Dhurandhar: The Revenge poster

Some teasers drop quietly. And then there's Dhurandhar: The Revenge teaser that walks into the internet, knocks over a table, and starts a full-blown fight in the comment section. Within minutes of the teaser landing, timelines were flooded with one phrase again and again: “Chuna laga diya bc.”


Some people were furious. Some people were weirdly impressed. Some people were laughing through the pain. And suddenly this film wasn’t just a movie anymore. It became a moment.



Why the Dhurandhar: The Revenge teaser hit like a betrayal for half the internet



The biggest reason people feel played by Dhurandhar: The Revenge is simple:

The teaser shows something people have already seen.


Fans on X are pointing out that a major clip in the teaser is the same footage that was used in the post-credit scene of the first Dhurandhar film. That discovery sets off the anger.


HRb (@qammander) writes:

“Not at all exciting. Nothing looked fresh from what we already saw in the end credits.”

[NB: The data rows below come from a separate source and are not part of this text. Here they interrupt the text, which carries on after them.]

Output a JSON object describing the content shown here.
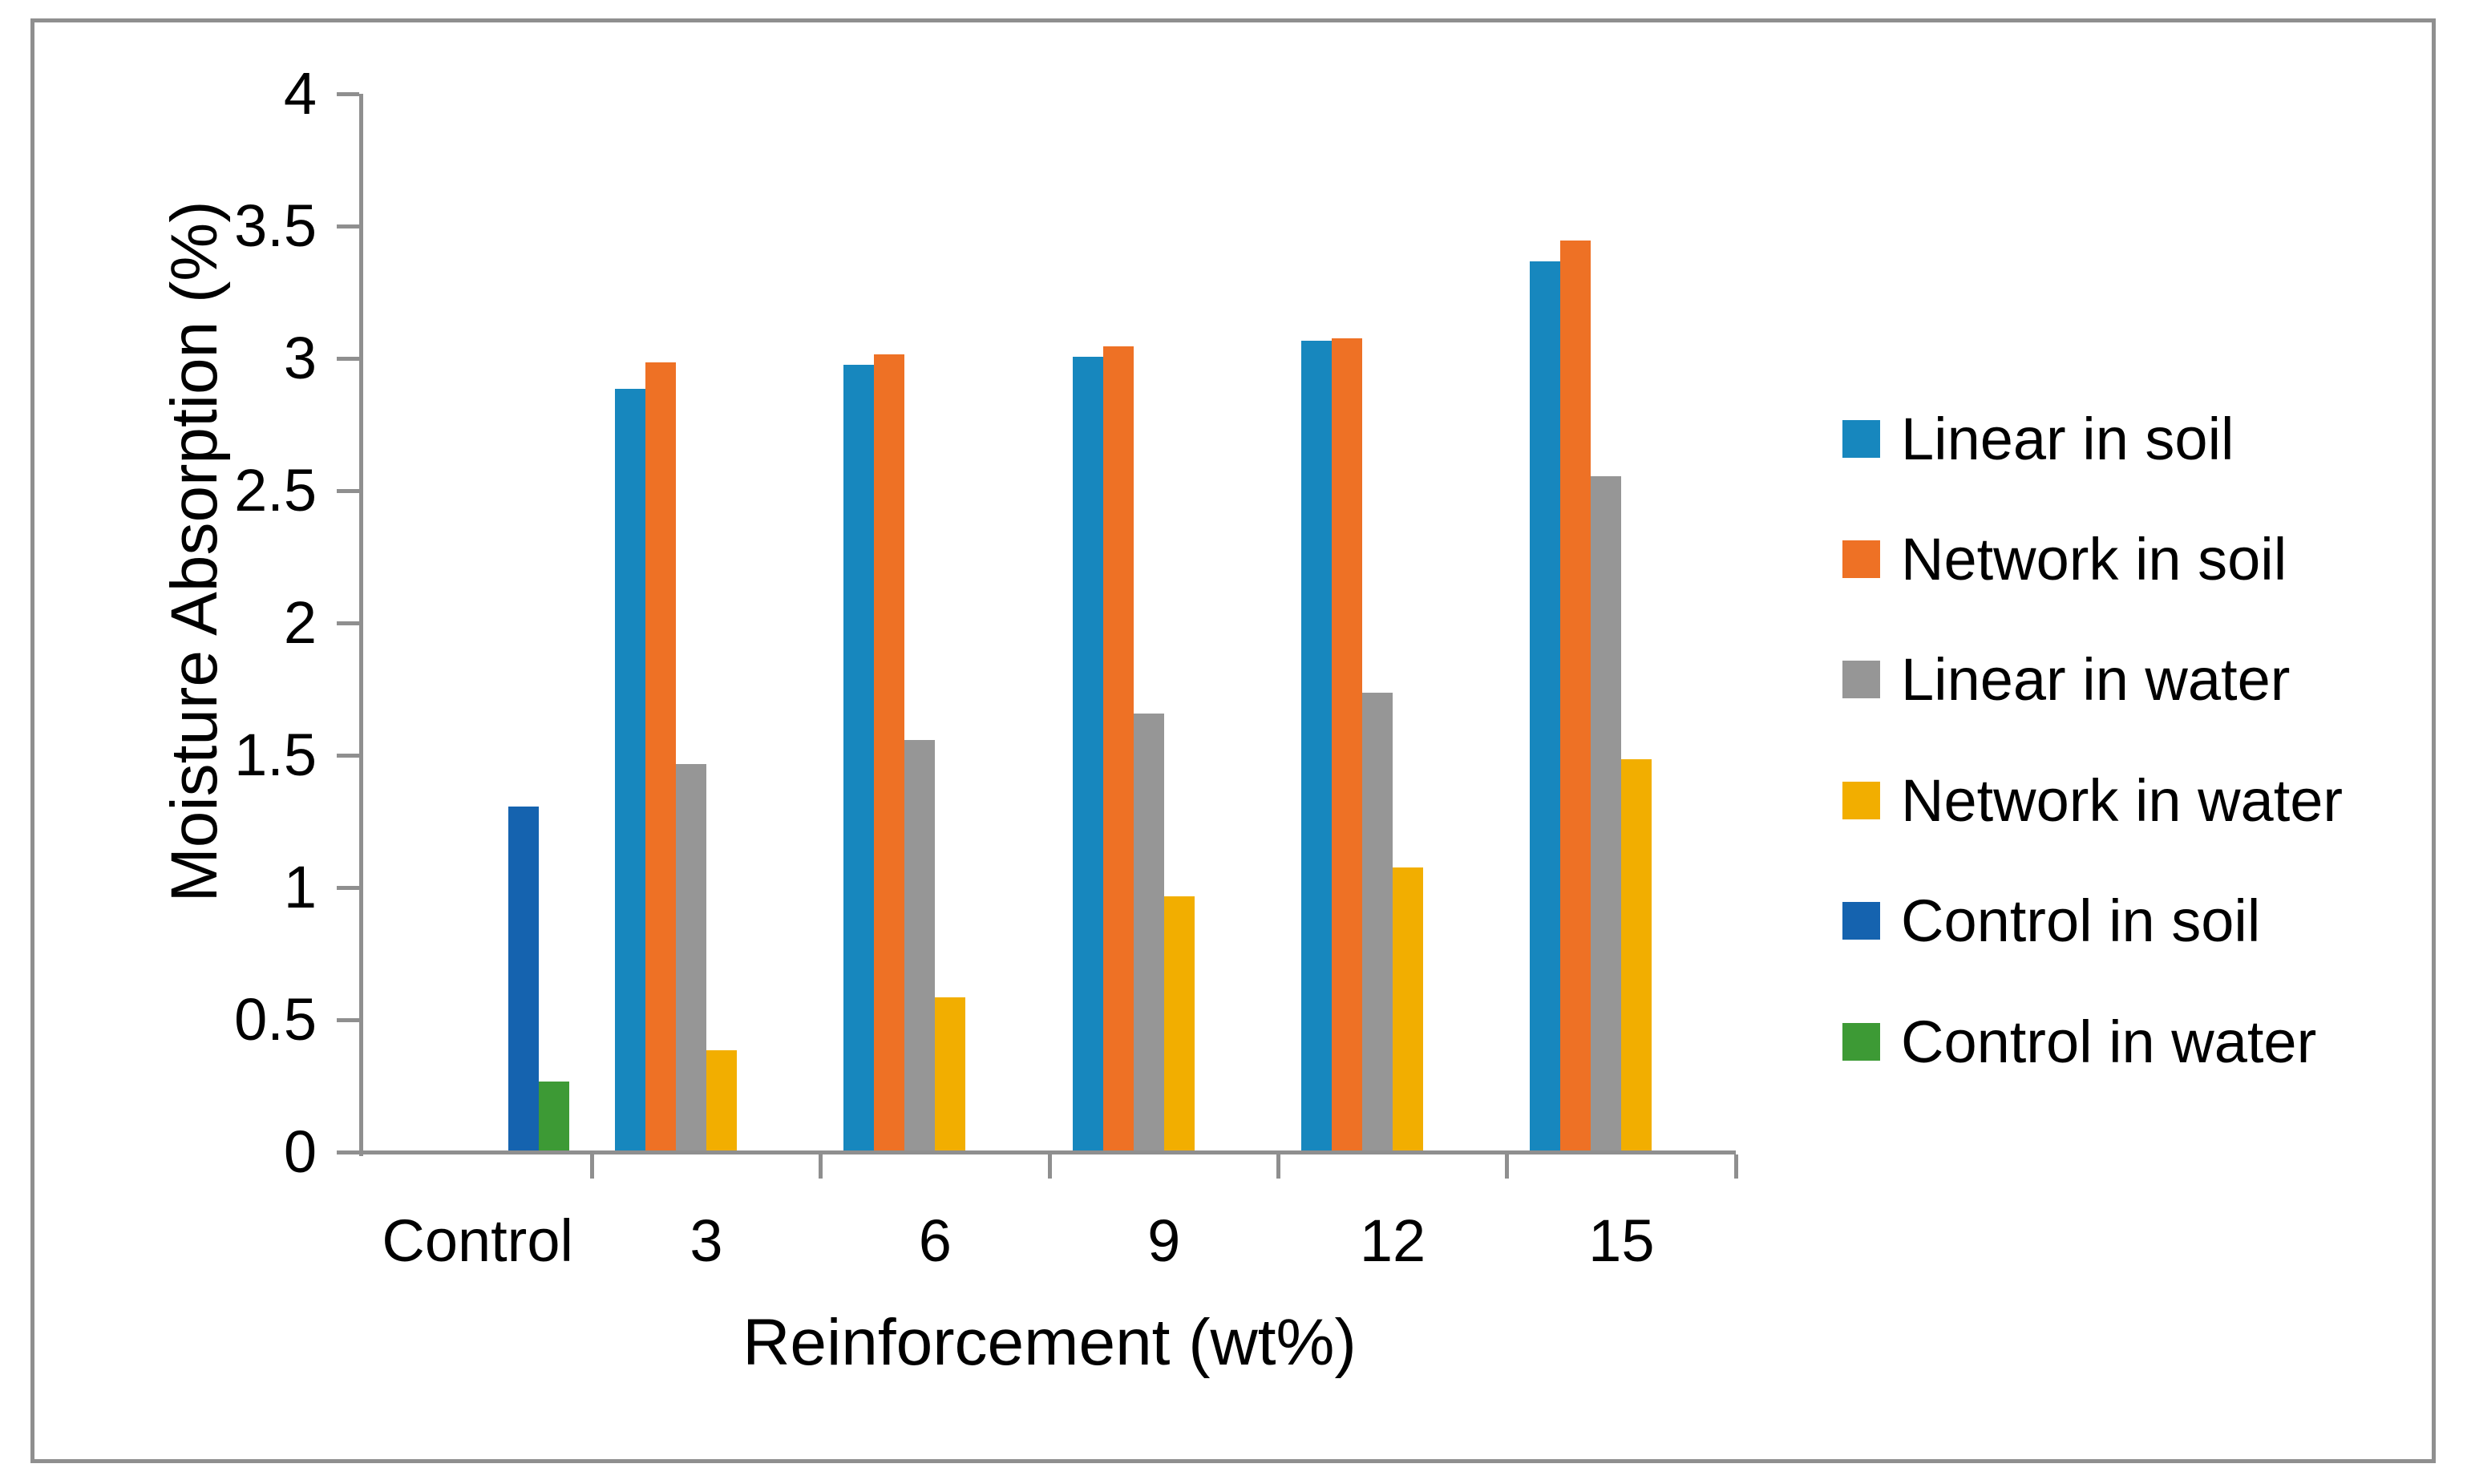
{
  "figure": {
    "background": "#FFFFFF",
    "frame_color": "#8F8F8F",
    "axis_color": "#8F8F8F",
    "text_color": "#000000"
  },
  "chart_data": {
    "type": "bar",
    "title": "",
    "xlabel": "Reinforcement (wt%)",
    "ylabel": "Moisture Absorption (%)",
    "categories": [
      "Control",
      "3",
      "6",
      "9",
      "12",
      "15"
    ],
    "ylim": [
      0,
      4
    ],
    "ytick_step": 0.5,
    "ytick_labels": [
      "0",
      "0.5",
      "1",
      "1.5",
      "2",
      "2.5",
      "3",
      "3.5",
      "4"
    ],
    "grid": false,
    "legend_position": "right",
    "series": [
      {
        "name": "Linear in soil",
        "color": "#1787BE",
        "values": [
          null,
          2.88,
          2.97,
          3.0,
          3.06,
          3.36
        ]
      },
      {
        "name": "Network in soil",
        "color": "#EE7125",
        "values": [
          null,
          2.98,
          3.01,
          3.04,
          3.07,
          3.44
        ]
      },
      {
        "name": "Linear in water",
        "color": "#969696",
        "values": [
          null,
          1.46,
          1.55,
          1.65,
          1.73,
          2.55
        ]
      },
      {
        "name": "Network in water",
        "color": "#F2AE00",
        "values": [
          null,
          0.38,
          0.58,
          0.96,
          1.07,
          1.48
        ]
      },
      {
        "name": "Control in soil",
        "color": "#1563AF",
        "values": [
          1.3,
          null,
          null,
          null,
          null,
          null
        ]
      },
      {
        "name": "Control in water",
        "color": "#3D9A35",
        "values": [
          0.26,
          null,
          null,
          null,
          null,
          null
        ]
      }
    ]
  }
}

Another post says the teaser

shows nothing, yet massive hype was created. Fans feel cheated and disappointed by an empty teaser.”


Film critic Siya Oberoi posts:

“Spent 1 minute on the Dhurandhar teaser and regretted it. Ordinary gang war stuff, nothing new. Underwhelming AF.”

The marketing pushes Dhurandhar: The Revenge as a dark, gritty revenge saga.

But the teaser itself opens with the hero walking in slow motion through smoke, the music swelling like a mass-entry scene, with glossy, poster-style shots instead of new story beats. Everything looks clean. Glossy. Controlled.


So when fans feel tricked. It is about being shown old material dressed up as something new. And in today’s internet culture, nothing makes people angrier than feeling tricked.




Why some fans are actually defending Dhurandhar: The Revenge


Here’s the twist, though. Not everyone hated it. A big chunk of viewers are defending Dhurandhar: The Revenge like their life depends on it. And their argument is kind of valid.



They’re saying: “It’s a teaser. Not the movie.” “Why are people acting like they watched the full film?” “At least it looks expensive.”

And honestly? They’re not wrong.

The visuals are sharp. The scale looks big. The lead actor has a presence. There is something exciting hiding in there.


Some fans are even saying the teaser is deliberately misleading, that it’s playing with expectations before dropping something darker in the full trailer.

So now the internet is stuck in this weird place where no one knows whether to be mad or to wait.



The real problem with Dhurandhar: The Revenge is trust, not visuals


Official trailer of Dhurandhar: The Revenge via YouTube

This is where it gets interesting. The backlash around Dhurandhar: The Revenge isn’t really about lighting, editing, or background score. It’s about trust.


Audiences are tired. They’ve been burned by too many trailers that promise depth and deliver surface-level spectacle. They’ve sat through too many “revenge” films that forget the revenge part halfway through.


So when people saw this teaser, their brains went: “Do they have nothing else in the bag?

The reactions are a reflection of people wanting more from the world of Lyari. A glimpse of Hamza taking over the crown after Rehman, his handling of Uzair, and the infamous 8-day gunwar that actually took place.


Give us more Aditya Dhar! That's what the fans are screaming.